へたれンパイア~バイオレンスな生贄~
「ヴァンパイア、だったのにか?」
そして、怪訝げに問いかけたあたしの言葉に動きを止め、メフィストは何がそんなに愉快だったのか
クックックッと忍び笑いに肩を揺らすと、次の瞬間には静寂を切り裂く大きな声で笑った。
あたしが、ついに本性を表したかと唇を噛み締め、切り株の上に置いた両手を強く握り締めたのに対し、メフィストはゲラゲラと呼吸困難寸前のごとく爆笑を続けながら、振り向く。
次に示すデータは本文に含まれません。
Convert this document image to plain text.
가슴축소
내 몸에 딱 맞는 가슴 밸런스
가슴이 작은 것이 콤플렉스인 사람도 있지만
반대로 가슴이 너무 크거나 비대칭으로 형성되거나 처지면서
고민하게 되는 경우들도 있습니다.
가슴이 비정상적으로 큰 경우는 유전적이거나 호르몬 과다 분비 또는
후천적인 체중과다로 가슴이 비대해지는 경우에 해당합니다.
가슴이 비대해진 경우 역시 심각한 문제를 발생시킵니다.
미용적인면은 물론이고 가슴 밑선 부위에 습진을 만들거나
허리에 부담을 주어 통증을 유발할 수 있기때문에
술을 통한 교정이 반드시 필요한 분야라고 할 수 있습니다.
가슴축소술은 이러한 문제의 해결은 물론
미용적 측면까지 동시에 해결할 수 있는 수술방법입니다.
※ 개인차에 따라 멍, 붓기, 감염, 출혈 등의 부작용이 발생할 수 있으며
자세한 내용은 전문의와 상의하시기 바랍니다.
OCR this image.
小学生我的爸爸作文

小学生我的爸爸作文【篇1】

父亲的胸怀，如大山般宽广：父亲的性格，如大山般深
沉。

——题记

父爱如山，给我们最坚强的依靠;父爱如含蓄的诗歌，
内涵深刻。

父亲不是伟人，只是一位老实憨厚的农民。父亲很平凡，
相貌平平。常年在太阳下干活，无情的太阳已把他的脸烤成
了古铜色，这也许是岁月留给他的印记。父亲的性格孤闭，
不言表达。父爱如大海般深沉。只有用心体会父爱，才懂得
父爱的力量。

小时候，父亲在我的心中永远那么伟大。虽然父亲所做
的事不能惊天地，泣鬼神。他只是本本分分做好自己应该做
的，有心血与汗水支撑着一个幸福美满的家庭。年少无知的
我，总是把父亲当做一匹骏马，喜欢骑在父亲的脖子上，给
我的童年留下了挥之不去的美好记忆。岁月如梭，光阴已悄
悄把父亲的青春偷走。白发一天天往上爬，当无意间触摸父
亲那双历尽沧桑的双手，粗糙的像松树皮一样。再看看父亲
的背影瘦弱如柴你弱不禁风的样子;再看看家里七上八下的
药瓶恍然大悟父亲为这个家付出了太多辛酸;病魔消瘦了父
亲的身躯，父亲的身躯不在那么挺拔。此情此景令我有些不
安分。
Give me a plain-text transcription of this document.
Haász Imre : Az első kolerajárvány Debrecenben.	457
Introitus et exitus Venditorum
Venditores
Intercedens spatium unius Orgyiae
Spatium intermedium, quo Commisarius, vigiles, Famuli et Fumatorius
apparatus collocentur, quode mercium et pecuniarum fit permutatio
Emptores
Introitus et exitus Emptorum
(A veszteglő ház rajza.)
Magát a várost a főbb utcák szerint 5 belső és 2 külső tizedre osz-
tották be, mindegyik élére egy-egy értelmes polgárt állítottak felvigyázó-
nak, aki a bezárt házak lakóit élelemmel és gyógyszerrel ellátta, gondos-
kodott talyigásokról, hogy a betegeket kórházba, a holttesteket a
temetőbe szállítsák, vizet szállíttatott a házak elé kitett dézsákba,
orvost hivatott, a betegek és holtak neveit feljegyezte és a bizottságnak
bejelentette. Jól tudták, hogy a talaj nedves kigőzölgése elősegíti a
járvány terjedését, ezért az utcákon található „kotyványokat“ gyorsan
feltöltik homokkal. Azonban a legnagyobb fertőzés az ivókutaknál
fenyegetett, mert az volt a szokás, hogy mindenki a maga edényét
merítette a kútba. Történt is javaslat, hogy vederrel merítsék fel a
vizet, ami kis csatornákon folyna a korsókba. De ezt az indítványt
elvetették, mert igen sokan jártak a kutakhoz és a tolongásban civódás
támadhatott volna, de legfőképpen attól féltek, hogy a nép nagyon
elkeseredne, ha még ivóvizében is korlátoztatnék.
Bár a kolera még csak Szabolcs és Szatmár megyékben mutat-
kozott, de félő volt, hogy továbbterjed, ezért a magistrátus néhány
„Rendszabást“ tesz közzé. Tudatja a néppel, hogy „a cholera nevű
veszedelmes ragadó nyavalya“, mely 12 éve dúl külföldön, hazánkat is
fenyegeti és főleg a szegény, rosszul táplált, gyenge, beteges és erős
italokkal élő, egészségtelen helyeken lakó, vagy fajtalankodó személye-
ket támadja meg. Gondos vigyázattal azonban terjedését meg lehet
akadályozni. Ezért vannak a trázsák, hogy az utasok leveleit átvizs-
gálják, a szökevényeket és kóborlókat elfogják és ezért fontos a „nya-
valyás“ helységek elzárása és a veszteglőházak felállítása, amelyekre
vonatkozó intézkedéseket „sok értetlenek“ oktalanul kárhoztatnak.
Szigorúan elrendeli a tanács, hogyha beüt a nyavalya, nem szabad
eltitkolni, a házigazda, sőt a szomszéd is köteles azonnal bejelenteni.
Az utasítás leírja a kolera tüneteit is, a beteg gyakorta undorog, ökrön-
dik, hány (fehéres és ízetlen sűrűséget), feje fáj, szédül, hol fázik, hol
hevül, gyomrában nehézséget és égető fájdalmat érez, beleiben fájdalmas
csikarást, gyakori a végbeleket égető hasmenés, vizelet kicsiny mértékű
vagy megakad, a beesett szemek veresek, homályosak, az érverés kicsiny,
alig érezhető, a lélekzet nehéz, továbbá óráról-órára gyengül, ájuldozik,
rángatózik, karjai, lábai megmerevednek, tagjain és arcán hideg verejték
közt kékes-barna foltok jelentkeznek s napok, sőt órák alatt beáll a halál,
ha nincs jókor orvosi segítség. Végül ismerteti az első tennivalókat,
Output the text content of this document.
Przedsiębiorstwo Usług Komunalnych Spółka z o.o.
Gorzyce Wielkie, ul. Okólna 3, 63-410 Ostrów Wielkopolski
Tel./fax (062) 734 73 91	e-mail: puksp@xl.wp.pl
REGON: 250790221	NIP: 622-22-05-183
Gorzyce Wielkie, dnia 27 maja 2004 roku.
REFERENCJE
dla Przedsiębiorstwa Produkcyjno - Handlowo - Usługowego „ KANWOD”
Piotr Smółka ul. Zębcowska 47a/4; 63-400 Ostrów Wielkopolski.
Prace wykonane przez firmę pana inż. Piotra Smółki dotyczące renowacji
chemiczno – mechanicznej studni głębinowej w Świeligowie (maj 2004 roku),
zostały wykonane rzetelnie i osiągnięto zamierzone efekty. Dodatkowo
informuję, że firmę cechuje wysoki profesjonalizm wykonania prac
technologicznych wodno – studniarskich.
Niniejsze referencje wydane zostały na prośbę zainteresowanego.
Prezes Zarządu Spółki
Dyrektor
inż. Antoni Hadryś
「うん!確かに、みんなにそう言われて、からかわれてた!!」
何と、思い出し笑いの種類であったらしいそれは、目に涙を溜め、いつもと変わらぬ腑抜けた笑顔を見せたメフィストによって、簡単に終止符を打たれた。
コイツの笑いのツボは、どこにある?
「命を奪ってまで人間の血を飲みたくなんかない、って…そう言って、その子はすぐに死んじゃった」
けれど、まだ顔に若干の薄ら笑いを浮かべながら、目元に溜まった涙を袖口で拭い取るメフィストは、どことなく寂しそうでもあった。
人間に感情があるように…知能を持つヴァンパイアに"何かを思う気持ち"があっても、それは決して、可笑しい事ではない気がする。